# The most watched TV show in the U.S. ever



## antonkan (Feb 9, 2010)

According to a news source, the *Super Bowl* coverage was the most watched TV show in the United States television history, which was watched by more than 106 million people. The second most watched American TV show was the 1983 finale of M*A*S*H. (If you don't know about Super Bowl, it's one of the biggest American football events.)

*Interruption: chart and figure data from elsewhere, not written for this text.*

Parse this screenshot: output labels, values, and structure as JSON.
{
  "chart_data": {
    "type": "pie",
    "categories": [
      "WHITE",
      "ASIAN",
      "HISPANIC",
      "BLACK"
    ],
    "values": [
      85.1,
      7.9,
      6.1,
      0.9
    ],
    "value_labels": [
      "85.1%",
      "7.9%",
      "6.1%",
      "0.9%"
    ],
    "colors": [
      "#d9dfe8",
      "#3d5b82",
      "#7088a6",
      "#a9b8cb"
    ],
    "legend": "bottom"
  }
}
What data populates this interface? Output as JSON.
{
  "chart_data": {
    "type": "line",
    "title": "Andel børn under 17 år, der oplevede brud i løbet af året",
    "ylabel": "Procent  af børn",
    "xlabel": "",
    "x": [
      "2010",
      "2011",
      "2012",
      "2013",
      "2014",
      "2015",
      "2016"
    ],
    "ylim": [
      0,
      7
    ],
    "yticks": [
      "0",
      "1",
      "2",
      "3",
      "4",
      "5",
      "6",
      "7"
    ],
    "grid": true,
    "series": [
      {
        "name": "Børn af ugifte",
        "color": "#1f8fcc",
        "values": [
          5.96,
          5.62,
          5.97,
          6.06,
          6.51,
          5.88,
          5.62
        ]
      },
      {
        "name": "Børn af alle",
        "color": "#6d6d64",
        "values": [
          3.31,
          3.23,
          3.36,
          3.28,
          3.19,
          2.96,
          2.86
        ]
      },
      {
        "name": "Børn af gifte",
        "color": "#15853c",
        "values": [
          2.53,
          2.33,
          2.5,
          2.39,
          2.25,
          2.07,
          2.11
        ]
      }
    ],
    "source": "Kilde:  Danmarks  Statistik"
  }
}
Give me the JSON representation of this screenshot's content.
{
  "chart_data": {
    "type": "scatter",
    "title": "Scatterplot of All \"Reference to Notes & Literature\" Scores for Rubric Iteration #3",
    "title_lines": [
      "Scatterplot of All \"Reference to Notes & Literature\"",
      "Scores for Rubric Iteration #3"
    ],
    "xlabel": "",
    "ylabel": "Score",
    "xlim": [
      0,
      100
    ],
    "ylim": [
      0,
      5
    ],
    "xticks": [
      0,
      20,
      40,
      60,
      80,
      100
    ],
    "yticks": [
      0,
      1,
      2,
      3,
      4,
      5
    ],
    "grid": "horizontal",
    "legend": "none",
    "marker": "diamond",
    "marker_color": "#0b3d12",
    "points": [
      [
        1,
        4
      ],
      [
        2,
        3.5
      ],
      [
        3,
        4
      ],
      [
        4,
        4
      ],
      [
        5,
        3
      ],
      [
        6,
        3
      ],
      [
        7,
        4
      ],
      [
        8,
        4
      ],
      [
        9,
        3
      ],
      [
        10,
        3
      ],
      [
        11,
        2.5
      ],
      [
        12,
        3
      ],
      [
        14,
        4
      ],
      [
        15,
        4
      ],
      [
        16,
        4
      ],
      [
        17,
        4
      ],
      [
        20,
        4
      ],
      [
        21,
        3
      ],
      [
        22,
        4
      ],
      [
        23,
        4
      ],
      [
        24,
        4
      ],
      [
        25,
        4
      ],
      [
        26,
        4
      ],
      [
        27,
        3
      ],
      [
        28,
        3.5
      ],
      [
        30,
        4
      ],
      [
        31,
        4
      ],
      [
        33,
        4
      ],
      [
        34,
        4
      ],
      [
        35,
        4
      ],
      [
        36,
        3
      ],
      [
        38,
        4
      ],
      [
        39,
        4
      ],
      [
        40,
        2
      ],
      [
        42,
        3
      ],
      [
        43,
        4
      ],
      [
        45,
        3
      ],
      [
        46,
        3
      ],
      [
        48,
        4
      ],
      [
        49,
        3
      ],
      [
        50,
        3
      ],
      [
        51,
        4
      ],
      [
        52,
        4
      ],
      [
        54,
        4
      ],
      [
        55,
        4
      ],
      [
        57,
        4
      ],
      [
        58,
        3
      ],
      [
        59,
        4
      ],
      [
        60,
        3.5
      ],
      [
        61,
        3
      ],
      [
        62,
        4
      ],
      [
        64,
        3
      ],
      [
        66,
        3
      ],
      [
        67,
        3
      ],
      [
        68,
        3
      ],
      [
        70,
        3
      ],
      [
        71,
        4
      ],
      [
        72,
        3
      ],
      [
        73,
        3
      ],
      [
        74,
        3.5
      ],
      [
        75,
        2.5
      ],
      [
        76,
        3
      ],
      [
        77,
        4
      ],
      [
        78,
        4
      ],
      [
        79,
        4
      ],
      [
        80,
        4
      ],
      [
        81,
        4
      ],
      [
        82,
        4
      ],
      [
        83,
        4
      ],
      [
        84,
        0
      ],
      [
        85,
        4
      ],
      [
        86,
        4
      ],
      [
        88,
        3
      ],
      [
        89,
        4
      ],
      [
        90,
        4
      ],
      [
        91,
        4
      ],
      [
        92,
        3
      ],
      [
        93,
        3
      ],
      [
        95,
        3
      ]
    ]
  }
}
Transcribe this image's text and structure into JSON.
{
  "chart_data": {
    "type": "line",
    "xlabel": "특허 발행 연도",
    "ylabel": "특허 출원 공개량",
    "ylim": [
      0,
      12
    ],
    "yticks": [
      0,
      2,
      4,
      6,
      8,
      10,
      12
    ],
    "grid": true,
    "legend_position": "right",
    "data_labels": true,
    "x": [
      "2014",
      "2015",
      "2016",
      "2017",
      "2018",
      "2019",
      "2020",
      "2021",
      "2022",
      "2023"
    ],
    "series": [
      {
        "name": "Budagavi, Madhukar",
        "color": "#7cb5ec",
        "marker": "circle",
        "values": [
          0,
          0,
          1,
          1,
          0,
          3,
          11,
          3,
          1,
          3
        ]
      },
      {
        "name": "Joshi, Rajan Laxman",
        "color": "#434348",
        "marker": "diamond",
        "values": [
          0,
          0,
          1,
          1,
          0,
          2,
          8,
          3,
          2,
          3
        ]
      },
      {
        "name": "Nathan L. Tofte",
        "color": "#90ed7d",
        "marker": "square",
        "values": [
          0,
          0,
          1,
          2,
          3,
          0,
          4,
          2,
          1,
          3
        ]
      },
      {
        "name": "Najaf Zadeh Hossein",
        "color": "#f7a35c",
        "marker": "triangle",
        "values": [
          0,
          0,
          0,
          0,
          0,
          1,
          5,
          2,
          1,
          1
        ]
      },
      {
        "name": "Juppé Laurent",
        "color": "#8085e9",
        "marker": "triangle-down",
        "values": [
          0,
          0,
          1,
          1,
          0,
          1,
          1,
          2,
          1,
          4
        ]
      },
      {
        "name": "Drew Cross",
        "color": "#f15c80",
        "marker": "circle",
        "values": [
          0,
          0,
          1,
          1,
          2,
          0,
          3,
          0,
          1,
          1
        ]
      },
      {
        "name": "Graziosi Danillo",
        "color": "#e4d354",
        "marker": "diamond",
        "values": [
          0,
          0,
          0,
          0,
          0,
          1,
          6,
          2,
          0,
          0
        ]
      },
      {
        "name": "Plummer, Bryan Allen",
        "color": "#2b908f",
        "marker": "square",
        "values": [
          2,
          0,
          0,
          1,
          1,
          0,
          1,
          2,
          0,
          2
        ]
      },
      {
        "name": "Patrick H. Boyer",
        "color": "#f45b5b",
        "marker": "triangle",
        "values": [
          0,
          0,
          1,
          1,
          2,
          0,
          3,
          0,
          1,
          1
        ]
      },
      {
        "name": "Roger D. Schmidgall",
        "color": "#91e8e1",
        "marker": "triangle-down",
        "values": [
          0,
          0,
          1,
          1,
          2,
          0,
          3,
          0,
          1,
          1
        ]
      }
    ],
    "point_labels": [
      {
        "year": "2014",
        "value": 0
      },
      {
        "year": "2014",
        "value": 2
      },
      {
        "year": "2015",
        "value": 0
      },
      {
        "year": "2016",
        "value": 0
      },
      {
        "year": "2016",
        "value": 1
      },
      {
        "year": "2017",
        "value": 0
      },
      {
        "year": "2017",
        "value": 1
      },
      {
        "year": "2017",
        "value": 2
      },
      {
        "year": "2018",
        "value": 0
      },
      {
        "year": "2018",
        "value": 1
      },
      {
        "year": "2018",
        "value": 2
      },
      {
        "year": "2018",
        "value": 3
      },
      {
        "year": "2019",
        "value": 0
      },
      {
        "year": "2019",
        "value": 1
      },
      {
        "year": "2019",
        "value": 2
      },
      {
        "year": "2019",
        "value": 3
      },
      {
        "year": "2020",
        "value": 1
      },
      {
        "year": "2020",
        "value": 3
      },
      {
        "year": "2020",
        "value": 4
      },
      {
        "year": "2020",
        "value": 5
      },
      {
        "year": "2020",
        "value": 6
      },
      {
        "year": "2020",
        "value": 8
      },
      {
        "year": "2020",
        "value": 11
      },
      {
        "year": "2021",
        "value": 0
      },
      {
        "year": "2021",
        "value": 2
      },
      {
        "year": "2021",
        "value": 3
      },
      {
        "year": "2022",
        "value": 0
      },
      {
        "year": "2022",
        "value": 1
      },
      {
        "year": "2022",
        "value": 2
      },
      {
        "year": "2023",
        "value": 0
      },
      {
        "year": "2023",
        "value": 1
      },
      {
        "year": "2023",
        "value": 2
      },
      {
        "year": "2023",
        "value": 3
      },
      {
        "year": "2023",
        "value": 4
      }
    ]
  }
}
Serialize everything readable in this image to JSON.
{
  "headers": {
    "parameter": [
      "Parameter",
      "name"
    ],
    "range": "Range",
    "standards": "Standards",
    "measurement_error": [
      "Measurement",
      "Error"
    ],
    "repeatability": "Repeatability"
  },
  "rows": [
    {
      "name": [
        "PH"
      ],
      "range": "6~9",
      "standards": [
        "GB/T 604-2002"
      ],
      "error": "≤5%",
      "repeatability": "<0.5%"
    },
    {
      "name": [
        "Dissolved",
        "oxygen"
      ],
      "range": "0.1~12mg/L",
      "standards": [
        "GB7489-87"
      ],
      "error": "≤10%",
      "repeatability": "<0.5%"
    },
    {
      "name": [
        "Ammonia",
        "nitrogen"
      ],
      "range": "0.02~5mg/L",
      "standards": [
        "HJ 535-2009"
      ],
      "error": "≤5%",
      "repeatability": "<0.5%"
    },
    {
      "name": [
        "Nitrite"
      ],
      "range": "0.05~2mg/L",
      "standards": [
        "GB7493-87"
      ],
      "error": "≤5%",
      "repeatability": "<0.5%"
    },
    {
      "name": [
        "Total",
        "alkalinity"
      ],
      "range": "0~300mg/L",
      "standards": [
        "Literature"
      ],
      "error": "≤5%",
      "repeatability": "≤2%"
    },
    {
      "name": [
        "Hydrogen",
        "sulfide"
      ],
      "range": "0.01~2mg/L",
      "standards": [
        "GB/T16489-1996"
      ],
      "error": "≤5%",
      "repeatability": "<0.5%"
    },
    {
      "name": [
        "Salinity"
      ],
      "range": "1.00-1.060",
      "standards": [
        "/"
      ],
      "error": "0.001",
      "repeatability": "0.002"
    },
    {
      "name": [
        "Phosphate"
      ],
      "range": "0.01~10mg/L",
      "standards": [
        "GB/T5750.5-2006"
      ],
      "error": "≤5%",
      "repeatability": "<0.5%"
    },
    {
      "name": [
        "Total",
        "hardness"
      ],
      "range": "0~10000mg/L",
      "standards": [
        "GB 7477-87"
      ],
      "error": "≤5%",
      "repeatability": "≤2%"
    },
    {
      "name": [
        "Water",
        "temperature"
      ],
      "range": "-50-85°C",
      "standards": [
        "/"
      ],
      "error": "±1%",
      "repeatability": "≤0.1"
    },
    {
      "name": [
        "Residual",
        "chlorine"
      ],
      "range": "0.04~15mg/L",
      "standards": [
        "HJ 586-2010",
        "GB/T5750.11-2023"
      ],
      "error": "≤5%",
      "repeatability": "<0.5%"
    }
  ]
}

So what do you think about this news? I saw a headline about it from CBC News. This is probably my first topic on the BMTM section.


----------



## DeMoN (Feb 9, 2010)

M*A*S*H still holds the record for highest percentage of viewers, and I don't think that will ever be beaten because of all the broadcasting competition now.


----------



## Jakob95 (Feb 15, 2010)

Antankon what happened to you?  You never post anymore.


----------



## silent sniper (Feb 15, 2010)

thats not even news.


----------



## Overlord Nadrian (Feb 15, 2010)

jakob95 said:
			
		

> Antankon what happened to you?  You never post anymore.
> This.
> 
> QUOTE(silent sniper @ Feb 15 2010, 03:10 AM) thats not even news.


And this.


----------



## spotanjo3 (Feb 15, 2010)

I am not fan of television so I dont care. I am fan of movies and video games, thats all. The telvision is full of craps and idiots, indeed.


----------



## Guild McCommunist (Feb 15, 2010)

Does this take in account viewers to population ratio? America is definitely more populated now then it was when MASH finished in 1983. It's like how Avatar greatly surpassed any film in box office sales, but I don't know if it did in proportion to inflation, population, etc.


----------